2007/100

Rapport

Verzoeker verbleef ingevolge een civielrechtelijke machtiging van de kinderrechter in een jeugdinrichting en werd op 20 december 2005 door de Dienst Vervoer & Ondersteuning overgebracht naar de rechtbank. Hij stelt onderweg lastig te zijn gevallen door twee jongens die hem hun geslachtsdeel lieten zien en richting hem hebben gespuugd en geklopt.

Verzoeker klaagde erover dat medewerkers van DV&O tijdens het vervoer onvoldoende toezicht hebben gehouden en niet hebben voorkomen dat hij is lastiggevallen door medepassagiers en daartegen ook niet hebben opgetreden.

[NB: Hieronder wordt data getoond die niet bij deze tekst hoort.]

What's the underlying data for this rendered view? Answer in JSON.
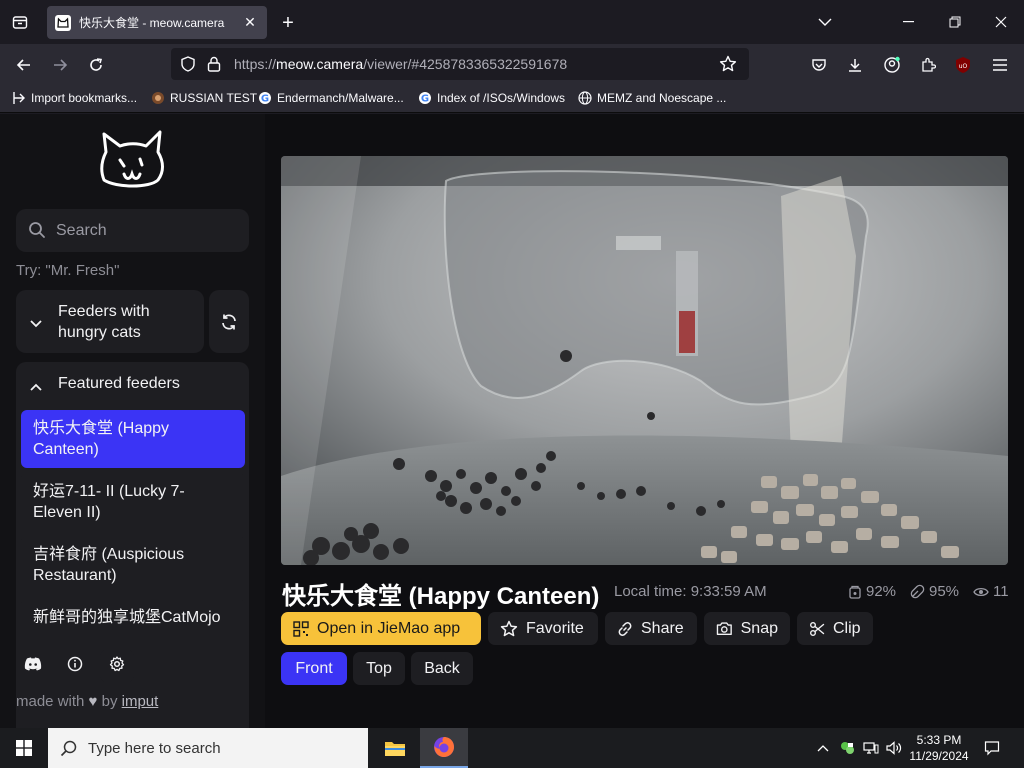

De Nationale ombudsman oordeelde dat de transportgeleiders van DV&O niet in de gelegenheid zijn om goed toezicht te houden op de justitiabelen die tijdens het vervoer aan hun zorg zijn toevertrouwd. Het zicht dat de bijrijder op de celcompartimenten heeft, is te beperkt en ook auditieve controle is slecht mogelijk. Nu de transportgeleiders geen goed toezicht hebben kunnen houden, ging de Nationale ombudsman er van uit dat verzoeker daadwerkelijk door de medepassagiers is lastig gevallen. Alhoewel de transportgeleiders niets kan worden verweten, is het niet juist dat de voertuigen niet zodanig zijn uitgerust dat transportgeleiders wel in de gelegenheid zijn goed toezicht te kunnen houden.

De klacht was gegrond wegens strijd met het vereiste van bijzondere zorg.

De Nationale ombudsman gaf de minister in overweging voldoende middelen van controle en toezicht te realiseren bij transporten door DV&O, waarbij primair gedacht kan worden aan het plaatsen van camera's en spreek-luisterverbindingen.

Instantie: Dienst Vervoer & Ondersteuning

Klacht:

Onvoldoende toezicht gehouden tijdens vervoer van verzoeker van forensisch centrum naar rechtbank: niet voorkomen dat verzoeker door medepassagiers werd lastig gevallen en daartegen niet opgetreden.